Turnaround Capitalism

By Rich Lowry
Friday, January 13, 2012

Barry Bennett is the Leni Riefenstahl of the blistering attack documentary. The political operative’s half-hour anti–Bain Capital film, endorsed by the increasingly unhinged Newt Gingrich and aired by his super PAC, is anti-market agitprop worthy of Michael Moore. If the Academy gave an award for tendentiousness, Bennett would be a sure-fire nominee.

Yet his production is at times affecting and effective. Put aside its dishonesties and over-the-top insinuations about the Mitt Romney–run private-equity firm (it raised seed money from Latin America!). The film captures a conflict of visions. From below, from the workers at Bain-acquired firms that went bust, the vision is about family, community, and security. From above, it is about efficiency and profit.

Defenders of Bain and Romney himself use the famous phrase of the great economist Joseph Schumpeter, “creative destruction,” to describe the firm’s work. The former employees interviewed by Bennett are a reminder that, for all the glories of the first half of that formulation, the second half can be hell. But what’s the alternative to this Schumpeterian churn?

One worker laments, “I just wish they’d left us alone.” In a free economy, though, no one leaves you alone. Competitors, domestic and foreign, are all around. The way things have always been done is a formula, sooner or later, for obsolescence.

The Wall Street Journal did an analysis of Bain’s record during Romney’s tenure from 1984 to 1999. It found that of 77 businesses Bain invested in, 22 percent eventually filed for bankruptcy reorganization or shut down. That seems high, except Bain’s investments “focused on smaller and sometimes troubled companies that Bain hoped to fix or build.” This wasn’t so much “vulture capitalism,” in the words of the always-subtle Rick Perry, as “turnaround capitalism.”

Gingrich, speaking with the purity of someone whose own business model depended on being a peculiarly well-compensated historian, has fastened on a Reuters article about Bain’s handling of a Kansas City, Mo., steel mill. According to Reuters, Bain took on the mill despite “obvious” risks, including out-of-date equipment and formidable competition.

After Bain’s $8 million takeover, the mill announced plans for a $98 million modernization. It merged with another operation “to form one of the largest mini-mill steel producers in the U.S.” Bain re-invested another $16.5 million. When an industry competitor tried to buy the new steel company, Bain declined. These weren’t the acts of a scavenger picking at a carcass.

Still, it didn’t end well, as Reuters relates. Management performed poorly. Cheap imports from Asia drove down prices. Energy costs rose. The financial crisis in Asia diminished demand. A unionized work force hampered its productivity. Are we to believe that if Mitt Romney had simply been a nicer guy, it would have worked out differently?

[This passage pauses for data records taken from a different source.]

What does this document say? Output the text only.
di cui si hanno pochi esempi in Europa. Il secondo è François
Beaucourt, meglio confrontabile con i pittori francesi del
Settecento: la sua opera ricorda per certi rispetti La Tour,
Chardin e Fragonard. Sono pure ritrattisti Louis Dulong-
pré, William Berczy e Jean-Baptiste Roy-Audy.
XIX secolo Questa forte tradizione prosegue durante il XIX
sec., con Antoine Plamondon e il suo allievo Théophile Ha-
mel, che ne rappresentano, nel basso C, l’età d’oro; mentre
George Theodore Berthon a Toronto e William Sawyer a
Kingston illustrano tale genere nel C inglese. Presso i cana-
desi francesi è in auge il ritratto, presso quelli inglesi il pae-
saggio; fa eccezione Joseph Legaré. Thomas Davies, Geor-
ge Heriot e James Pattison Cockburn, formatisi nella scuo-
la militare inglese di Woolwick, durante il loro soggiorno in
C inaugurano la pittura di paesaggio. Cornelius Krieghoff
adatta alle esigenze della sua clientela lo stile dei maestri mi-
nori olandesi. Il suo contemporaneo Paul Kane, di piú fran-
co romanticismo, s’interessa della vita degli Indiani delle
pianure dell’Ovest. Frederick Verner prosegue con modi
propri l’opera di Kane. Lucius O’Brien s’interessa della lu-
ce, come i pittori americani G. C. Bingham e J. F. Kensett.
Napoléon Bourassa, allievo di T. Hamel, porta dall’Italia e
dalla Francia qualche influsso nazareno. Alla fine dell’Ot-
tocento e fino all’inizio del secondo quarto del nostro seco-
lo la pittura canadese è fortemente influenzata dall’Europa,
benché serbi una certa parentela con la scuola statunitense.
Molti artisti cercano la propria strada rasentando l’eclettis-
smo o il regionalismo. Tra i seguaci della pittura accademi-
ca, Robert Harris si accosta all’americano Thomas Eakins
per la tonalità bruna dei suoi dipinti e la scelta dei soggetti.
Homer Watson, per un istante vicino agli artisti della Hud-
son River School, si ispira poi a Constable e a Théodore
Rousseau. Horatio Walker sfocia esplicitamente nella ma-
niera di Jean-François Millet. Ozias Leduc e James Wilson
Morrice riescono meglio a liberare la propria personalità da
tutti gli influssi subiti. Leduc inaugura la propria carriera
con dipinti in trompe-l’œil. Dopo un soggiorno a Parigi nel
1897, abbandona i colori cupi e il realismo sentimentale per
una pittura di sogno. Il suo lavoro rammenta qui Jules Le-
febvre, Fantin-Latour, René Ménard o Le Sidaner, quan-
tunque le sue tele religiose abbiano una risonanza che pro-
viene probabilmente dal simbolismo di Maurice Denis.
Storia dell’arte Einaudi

Bain made money on the deal anyway, since the doomed steel company took on debt to pay dividends. But Bain clearly didn’t want to bankrupt its own enterprise. It did want to get a return as soon as possible. Otherwise, why bother taking on such a tenuous proposition? This thinking certainly doesn’t shock the conscience of all the institutional investors in private equity — the public pension plans, the charities, the university endowments — who get on board expecting precisely such returns.

Firms like Bain revived an American business world that in the late 1970s and early 1980s had grown “sloppy,” “complacent,” and “lazy,” in the words of Bain executives who spoke to New York magazine. Their rise disrupted the old corporate culture and drove a productivity revolution. They serve the same purpose today. This doesn’t justify every sharp practice, or the motives involved. Through the wonders of the invisible hand, though, the restless quest for profit is the source of our wealth and dynamism.

That may not be a comfortable or simple case to make in a political campaign. Mitt Romney, portrayed as a cross between Gordon Gekko and Snidely Whiplash, now has no choice but to make it.